Gagasan hampir sama, dan sebangun ini juga terjadi di Kota Bandung. Sekitar 2020 suatu kelompok anak muda yang tergabung dalam Pemuda Pemudi Cipaku (Papici) di RW 02 Kelurahan Ledeng, Kecamatan Cidadap, Kota Bandung, Jawa Barat ini juga bergerak mengubah selokan penuh sampah dan bau menjadi bersih dan kemudian ditanami ikan.

Selain penyemaian ikan, mereka juga menanam tanaman secara hidroponik di dinding selokan. Mereka menamakan gerakan mereka sebagai Gerakan Sustainable Cipaku

Juru Bicara Papici sekaligus penggagas gerakan Sustainable Cipaku, Rhyma Permatasari, menyampaikan awalnya selokan ini dipenuhi sampah. Kemudian dirinya bersama teman-temannya mendorong warga agar mengubah kebiasaan membuang sampah ke selokan. Hasilnya adalah ruang publik asri yang bahkan bisa dinikmati pengunjung dari luar.

“Setelah selokan bersih kami menebar sekitar 1.000 ekor bibit ikan lele dan 250 ekor bibit ikan nila di selokan yang melintasi RW 04 dan RW 05 Kelurahan Ledeng,” ujar perempuan kelahiran 1994 ini.
Sayangnya gerakan ini hanya mampu bertahan selama setahun, karena kurangnya dukungan dari pemerintah terutama di tingkat lokal.

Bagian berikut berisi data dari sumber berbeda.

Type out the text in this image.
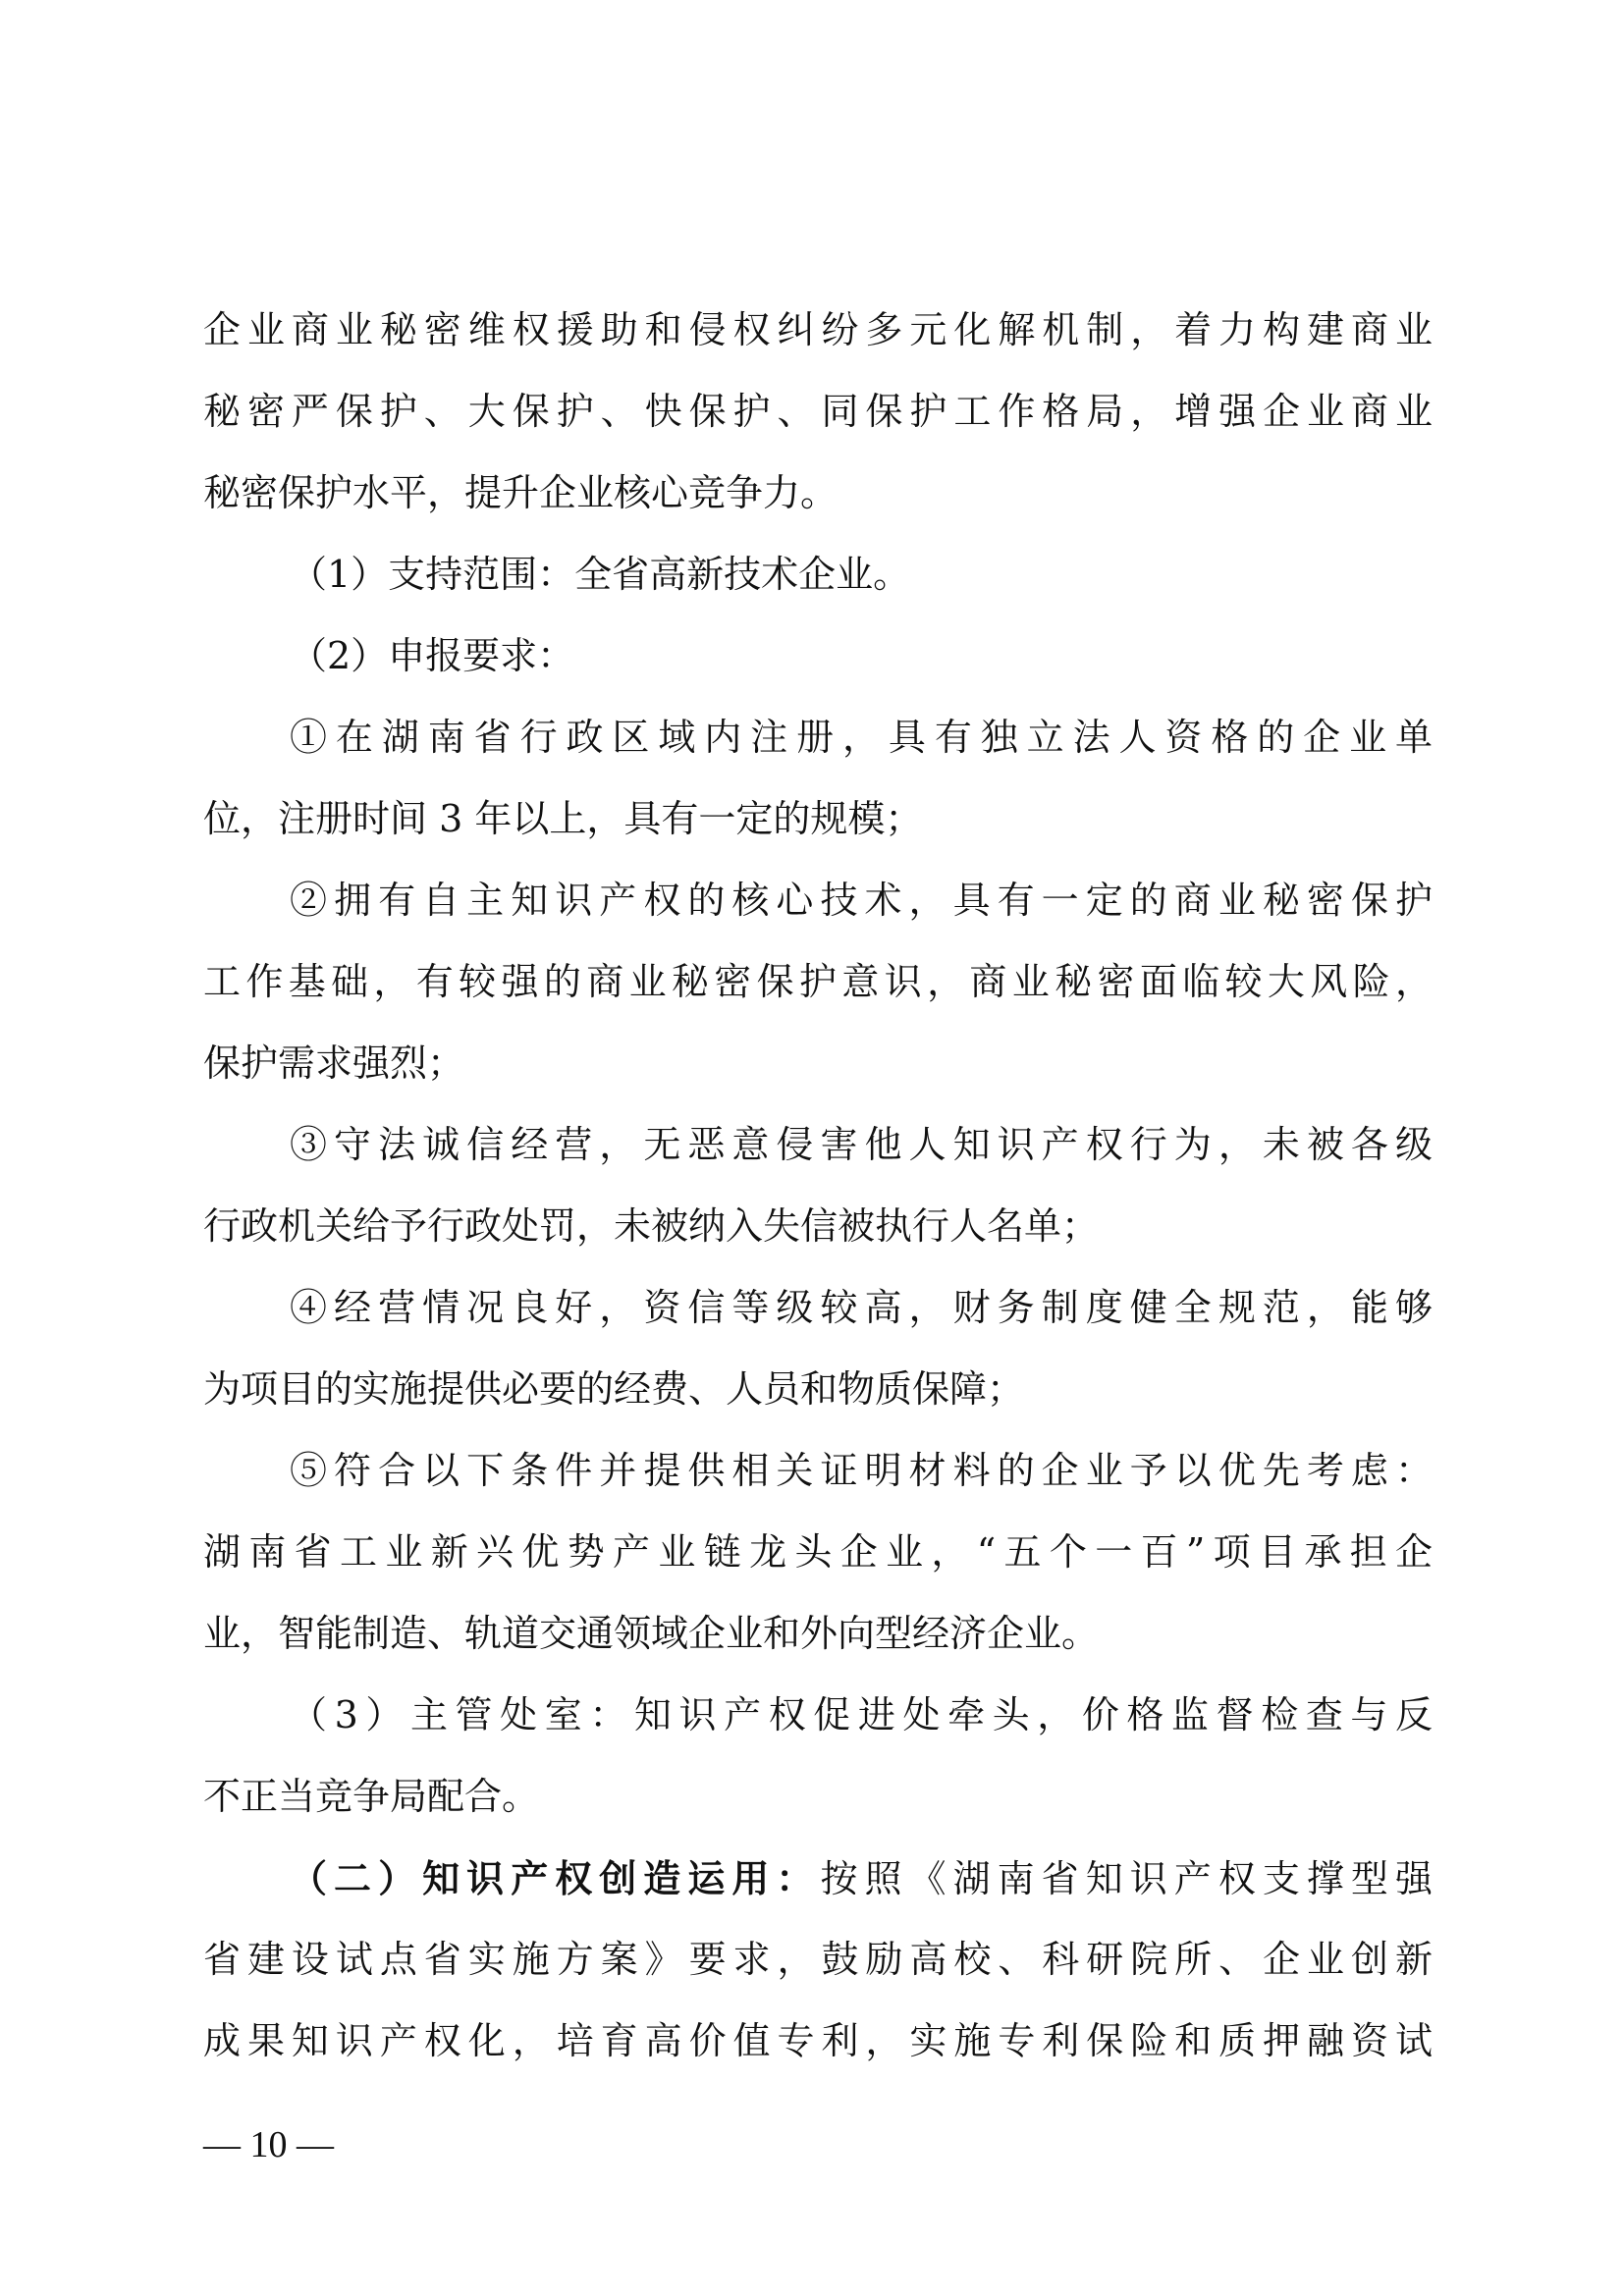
企业商业秘密维权援助和侵权纠纷多元化解机制，着力构建商业
秘密严保护、大保护、快保护、同保护工作格局，增强企业商业
秘密保护水平，提升企业核心竞争力。
（1）支持范围：全省高新技术企业。
（2）申报要求：
①在湖南省行政区域内注册，具有独立法人资格的企业单
位，注册时间 3 年以上，具有一定的规模；
②拥有自主知识产权的核心技术，具有一定的商业秘密保护
工作基础，有较强的商业秘密保护意识，商业秘密面临较大风险，
保护需求强烈；
③守法诚信经营，无恶意侵害他人知识产权行为，未被各级
行政机关给予行政处罚，未被纳入失信被执行人名单；
④经营情况良好，资信等级较高，财务制度健全规范，能够
为项目的实施提供必要的经费、人员和物质保障；
⑤符合以下条件并提供相关证明材料的企业予以优先考虑：
湖南省工业新兴优势产业链龙头企业，“五个一百”项目承担企
业，智能制造、轨道交通领域企业和外向型经济企业。
（3）主管处室：知识产权促进处牵头，价格监督检查与反
不正当竞争局配合。
（二）知识产权创造运用：按照《湖南省知识产权支撑型强
省建设试点省实施方案》要求，鼓励高校、科研院所、企业创新
成果知识产权化，培育高价值专利，实施专利保险和质押融资试
— 10 —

Tidak putus asa, alumni Fakultas Psikologi Universitas Maranatha ini kemudian mendirikan Yayasan Cinta Alam Indonesia (CAI) pada 2021. Tujuannya membersihkan kawasan sekitar Ledeng hingga menemukan tempat rekreasi baru seperti curug dan membuat jalur untuk hiking.

Jadi tampaknya, semangat dari akar rumput untuk menciptakan ruang publik di lingkungannya asri, tidak cukup. Pemerintah setempat tidak saja memberikan apresiasi tetapi juga perlu memberikan dukungan, karena bagaimanapun juga demi kepentingan kota.